Timezone: »

TabPFN: A Transformer That Solves Small Tabular Classification Problems in a Second
Noah Hollmann · Samuel Müller · Katharina Eggensperger · Frank Hutter

Fri Dec 02 12:45 PM -- 01:00 PM (PST) @

We present TabPFN, a trained Transformer model that can do tabular supervised classification for small datasets in less than a second, needs no hyperparameter tuning and is competitive with state-of-the-art classification methods.TabPFN is entailed in the weights of our network, which accepts training and test samples as a set-valued input and yields predictions for the entire test set in a single forward pass. TabPFN is a Prior-Data Fitted Network (PFN) and is trained offline once, to approximate Bayesian inference on synthetic datasets drawn from our prior. Our prior incorporates ideas from causal learning: It entails a large space of structural causal models with a preference for simple structures. Afterwards, the trained TabPFN approximates Bayesian prediction on any unseen tabular dataset, without any hyperparameter tuning or gradient-based learning.On 30 datasets from the OpenML-CC18 suite, we show that our method outperforms boosted trees and performs on par with complex state-of-the-art AutoML systems with a $70\times$ speedup. This increases to a $3\,200\times$ speedup when a GPU is available.We provide all our code and the trained TabPFN at https://anonymous.4open.science/r/TabPFN-2AEE. We also provide an online demo at https://huggingface.co/spaces/TabPFN/TabPFNPrediction.

#### Author Information

##### Frank Hutter (University of Freiburg & Bosch)

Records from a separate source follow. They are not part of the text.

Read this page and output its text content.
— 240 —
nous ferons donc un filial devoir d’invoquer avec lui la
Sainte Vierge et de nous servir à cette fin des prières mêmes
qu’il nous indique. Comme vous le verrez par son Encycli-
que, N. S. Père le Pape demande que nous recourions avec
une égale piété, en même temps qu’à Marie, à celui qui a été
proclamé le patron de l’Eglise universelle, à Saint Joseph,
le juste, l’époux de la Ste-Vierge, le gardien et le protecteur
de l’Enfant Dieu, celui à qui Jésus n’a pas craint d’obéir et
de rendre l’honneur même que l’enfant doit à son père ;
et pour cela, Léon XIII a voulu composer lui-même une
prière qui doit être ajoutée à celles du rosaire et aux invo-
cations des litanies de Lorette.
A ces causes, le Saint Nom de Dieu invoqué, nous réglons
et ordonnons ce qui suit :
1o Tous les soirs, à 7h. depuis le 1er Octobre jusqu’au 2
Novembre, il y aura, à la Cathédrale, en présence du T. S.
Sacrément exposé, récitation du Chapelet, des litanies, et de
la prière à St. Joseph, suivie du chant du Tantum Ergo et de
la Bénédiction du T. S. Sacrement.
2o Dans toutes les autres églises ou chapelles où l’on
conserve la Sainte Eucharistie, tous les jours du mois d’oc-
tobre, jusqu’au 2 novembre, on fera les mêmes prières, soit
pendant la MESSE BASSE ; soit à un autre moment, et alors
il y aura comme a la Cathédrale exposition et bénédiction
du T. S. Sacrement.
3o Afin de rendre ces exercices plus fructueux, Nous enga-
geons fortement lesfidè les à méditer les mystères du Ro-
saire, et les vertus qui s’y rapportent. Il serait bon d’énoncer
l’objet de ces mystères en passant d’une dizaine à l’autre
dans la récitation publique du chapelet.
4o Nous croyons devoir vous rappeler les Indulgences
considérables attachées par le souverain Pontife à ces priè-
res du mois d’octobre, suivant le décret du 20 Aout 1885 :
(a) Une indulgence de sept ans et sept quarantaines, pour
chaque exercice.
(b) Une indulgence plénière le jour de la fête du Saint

Frank Hutter is a Full Professor for Machine Learning at the Computer Science Department of the University of Freiburg (Germany), where he previously was an assistant professor 2013-2017. Before that, he was at the University of British Columbia (UBC) for eight years, for his PhD and postdoc. Frank's main research interests lie in machine learning, artificial intelligence and automated algorithm design. For his 2009 PhD thesis on algorithm configuration, he received the CAIAC doctoral dissertation award for the best thesis in AI in Canada that year, and with his coauthors, he received several best paper awards and prizes in international competitions on machine learning, SAT solving, and AI planning. Since 2016 he holds an ERC Starting Grant for a project on automating deep learning based on Bayesian optimization, Bayesian neural networks, and deep reinforcement learning.